There are three separate categories of awards: Distinguished Order of the Northumbrian Kingdom [DONK], Hero Of the Northumbrian Kingdom [HONK] and Bachelor Of the Nothumbrian Kingdom [BONK]. Each individual nominated to receive such an honour is supplied with a reason for his or her award; this is usually prefaced with either the phrase "For services to.." or "In recognition of..."

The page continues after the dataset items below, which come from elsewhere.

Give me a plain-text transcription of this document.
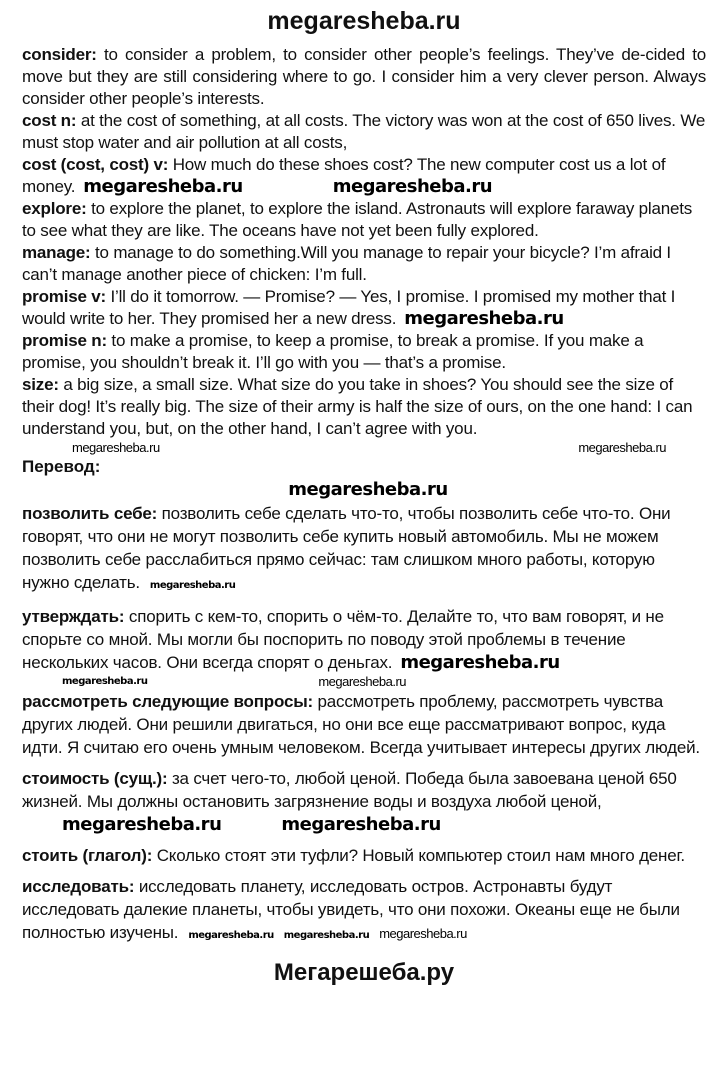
megaresheba.ru
consider: to consider a problem, to consider other people’s feelings. They’ve de-cided to move but they are still considering where to go. I consider him a very clever person. Always consider other people’s interests.
cost n: at the cost of something, at all costs. The victory was won at the cost of 650 lives. We must stop water and air pollution at all costs,
cost (cost, cost) v: How much do these shoes cost? The new computer cost us a lot of money. megaresheba.ru	megaresheba.ru
explore: to explore the planet, to explore the island. Astronauts will explore faraway planets to see what they are like. The oceans have not yet been fully explored.
manage: to manage to do something.Will you manage to repair your bicycle? I’m afraid I can’t manage another piece of chicken: I’m full.
promise v: I’ll do it tomorrow. — Promise? — Yes, I promise. I promised my mother that I would write to her. They promised her a new dress. megaresheba.ru
promise n: to make a promise, to keep a promise, to break a promise. If you make a promise, you shouldn’t break it. I’ll go with you — that’s a promise.
size: a big size, a small size. What size do you take in shoes? You should see the size of their dog! It’s really big. The size of their army is half the size of ours, on the one hand: I can understand you, but, on the other hand, I can’t agree with you.
megaresheba.ru	megaresheba.ru
Перевод:
megaresheba.ru
позволить себе: позволить себе сделать что-то, чтобы позволить себе что-то. Они говорят, что они не могут позволить себе купить новый автомобиль. Мы не можем позволить себе расслабиться прямо сейчас: там слишком много работы, которую нужно сделать. megaresheba.ru
утверждать: спорить с кем-то, спорить о чём-то. Делайте то, что вам говорят, и не спорьте со мной. Мы могли бы поспорить по поводу этой проблемы в течение нескольких часов. Они всегда спорят о деньгах. megaresheba.ru
megaresheba.ru	megaresheba.ru
рассмотреть следующие вопросы: рассмотреть проблему, рассмотреть чувства других людей. Они решили двигаться, но они все еще рассматривают вопрос, куда идти. Я считаю его очень умным человеком. Всегда учитывает интересы других людей.
стоимость (сущ.): за счет чего-то, любой ценой. Победа была завоевана ценой 650 жизней. Мы должны остановить загрязнение воды и воздуха любой ценой,megaresheba.ru	megaresheba.ru
стоить (глагол): Сколько стоят эти туфли? Новый компьютер стоил нам много денег.
исследовать: исследовать планету, исследовать остров. Астронавты будут исследовать далекие планеты, чтобы увидеть, что они похожи. Океаны еще не были полностью изучены. megaresheba.ru megaresheba.ru megaresheba.ru
Мегарешеба.ру
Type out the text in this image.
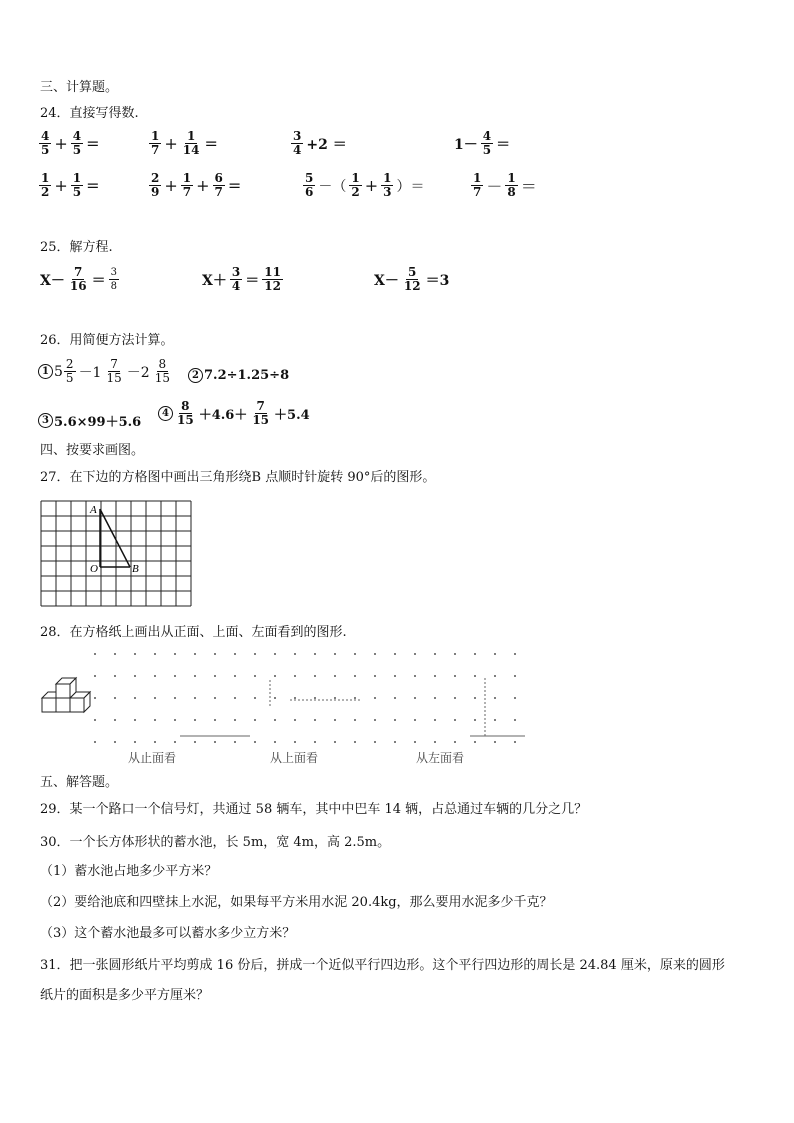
三、计算题。
24．直接写得数.
$\frac{4}{5} + \frac{4}{5}$ =	$\frac{1}{7} + \frac{1}{14}$ =	$\frac{3}{4} +2$ ＝	$1- \frac{4}{5}$ ＝
$\frac{1}{2} + \frac{1}{5}$ =	$\frac{2}{9} + \frac{1}{7} + \frac{6}{7}$ =	$\frac{5}{6}$ －（ $\frac{1}{2} + \frac{1}{3}$ ）＝	$\frac{1}{7} - \frac{1}{8}$ ＝
25．解方程.
$X- \frac{7}{16} = \frac{3}{8}$	$X+ \frac{3}{4} = \frac{11}{12}$	$X- \frac{5}{12} =3$
26．用简便方法计算。
1 $5 \frac{2}{5} -1 \frac{7}{15} -2 \frac{8}{15}$	2 7.2÷1.25÷8
3 5.6×99＋5.6
$4 \frac{8}{15} +4.6+ \frac{7}{15} +5.4$
四、按要求画图。
27．在下边的方格图中画出三角形绕B 点顺时针旋转 90°后的图形。
A
O	B
28．在方格纸上画出从正面、上面、左面看到的图形.
从止面看	从上面看	从左面看
五、解答题。
29．某一个路口一个信号灯，共通过 58 辆车，其中中巴车 14 辆，占总通过车辆的几分之几？
30．一个长方体形状的蓄水池，长 5m，宽 4m，高 2.5m。
（1）蓄水池占地多少平方米？
（2）要给池底和四壁抹上水泥，如果每平方米用水泥 20.4kg，那么要用水泥多少千克？
（3）这个蓄水池最多可以蓄水多少立方米？
31．把一张圆形纸片平均剪成 16 份后，拼成一个近似平行四边形。这个平行四边形的周长是 24.84 厘米，原来的圆形
纸片的面积是多少平方厘米？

Most of the recipients are names unknown to the Northumbrian populace, since most of them are people who don't actually exist, but whose inclusion provides some measure of proof that the selectors have actually been doing something to earn their Holy Groats. However, some are awarded (with fanfares) to leading celebrity drunks, homeopaths, luvvies, vermin, politicos and criminals. Those servants of the public who've managed to set one particular community at the throat of another (for example, Vikings against Caledonians) are granted an honour in recognition to their services to the Great Goddess of Diversity. And so it goes. On occasion awards are even granted to ordinary members of the public who've given their time in the service of others or who have performed some outstanding act of courage.

Such excitement for these awards as ours isn't restricted to members of the animal kingdom, either. I went on a fact-finding mission to find out what the average Northumbrian thought about these New Year Honours, and I was suitably impressed by the response I found. One fisherman I asked was so animated about it that he spat; fortunately I wasn't within the trajectory of the fluid utterance. A market trader I questioned look blankly at me, leaned over to one side and sent a noisy explosion from his hind quarters, accompanied by a noxious invisible cloud of colonic gas.

I can emphasise enough how exciting these awards are; even the humans have a visceral affection for them!